I'd love to see an action series, like a Die Hard type movie series, end with the revelation that the super macho ass kicking hero is gay. Four or five movies into it and you find out in the finale that the ex, Terri, that he always bitches about, is really Terry, and Terry's more macho than the hero guy. Revelation, roll credits, and watch the confusion.

OT- a gay actor in no way effects my perception of a movie, in any role. Kevin Spacey is one of my favorite actors and the is he/isn't he stuff is always out there. If I were a betting man I'd bet that he was gay, but it wouldn't change his ability to play convincing straight roles. I think the last of the ability to even care about that kind of thing got held up in the generation before mine.
 
Kevin Spacey is following Chamberlain's advice, so that's hardly a good example. If anything, it's evidence of the opposite of your argument.
 
Why I feel the need to bare my soul at this point must have to do with the amount of alcohol I have consumed tonight, but I never thought licking a another woman pussy was exciting until after I stopped bleeding. Explain that , will you?
 
Why I feel the need to bare my soul at this point must have to do with the amount of alcohol I have consumed tonight, but I never thought licking a another woman pussy was exciting until after I stopped bleeding. Explain that , will you?
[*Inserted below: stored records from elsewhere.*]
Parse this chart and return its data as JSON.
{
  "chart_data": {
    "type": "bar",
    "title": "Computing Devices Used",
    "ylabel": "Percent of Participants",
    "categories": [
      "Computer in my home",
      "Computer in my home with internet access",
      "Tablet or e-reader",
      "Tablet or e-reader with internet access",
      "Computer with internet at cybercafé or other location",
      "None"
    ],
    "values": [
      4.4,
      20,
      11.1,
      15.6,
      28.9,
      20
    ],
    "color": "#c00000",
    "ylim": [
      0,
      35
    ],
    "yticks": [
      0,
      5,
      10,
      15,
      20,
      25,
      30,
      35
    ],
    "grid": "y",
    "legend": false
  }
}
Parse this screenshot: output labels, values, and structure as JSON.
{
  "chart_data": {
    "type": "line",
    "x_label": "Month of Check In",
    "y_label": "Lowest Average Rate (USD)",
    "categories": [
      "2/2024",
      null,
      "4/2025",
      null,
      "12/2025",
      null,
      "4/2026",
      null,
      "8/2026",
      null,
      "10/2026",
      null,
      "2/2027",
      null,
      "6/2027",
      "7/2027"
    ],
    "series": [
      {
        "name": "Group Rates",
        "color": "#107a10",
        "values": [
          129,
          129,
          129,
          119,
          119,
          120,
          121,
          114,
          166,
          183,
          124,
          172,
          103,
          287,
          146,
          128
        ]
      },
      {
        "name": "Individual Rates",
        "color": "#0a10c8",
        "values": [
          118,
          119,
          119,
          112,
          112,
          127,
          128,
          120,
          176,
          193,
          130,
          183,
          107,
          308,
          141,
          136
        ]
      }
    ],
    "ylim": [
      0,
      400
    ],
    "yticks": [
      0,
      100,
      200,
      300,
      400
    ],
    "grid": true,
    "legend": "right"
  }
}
I can't but there are several examples of men who spent their whole lives het and then developed a taste for other men in their 'golden years'. Forbes, for one, and Leonard Bernstein for another if the rumor mill is correct.
 
Why I feel the need to bare my soul at this point must have to do with the amount of alcohol I have consumed tonight, but I never thought licking a another woman pussy was exciting until after I stopped bleeding. Explain that , will you?
You're growing up.

Or, growing younger. ;)
 
Kevin Spacey is following Chamberlain's advice, so that's hardly a good example. If anything, it's evidence of the opposite of your argument.

I wasn't making an argument. I was making a statement. Every one perceives things with their own experiences. For me, it doesn't make one tiny bit of difference.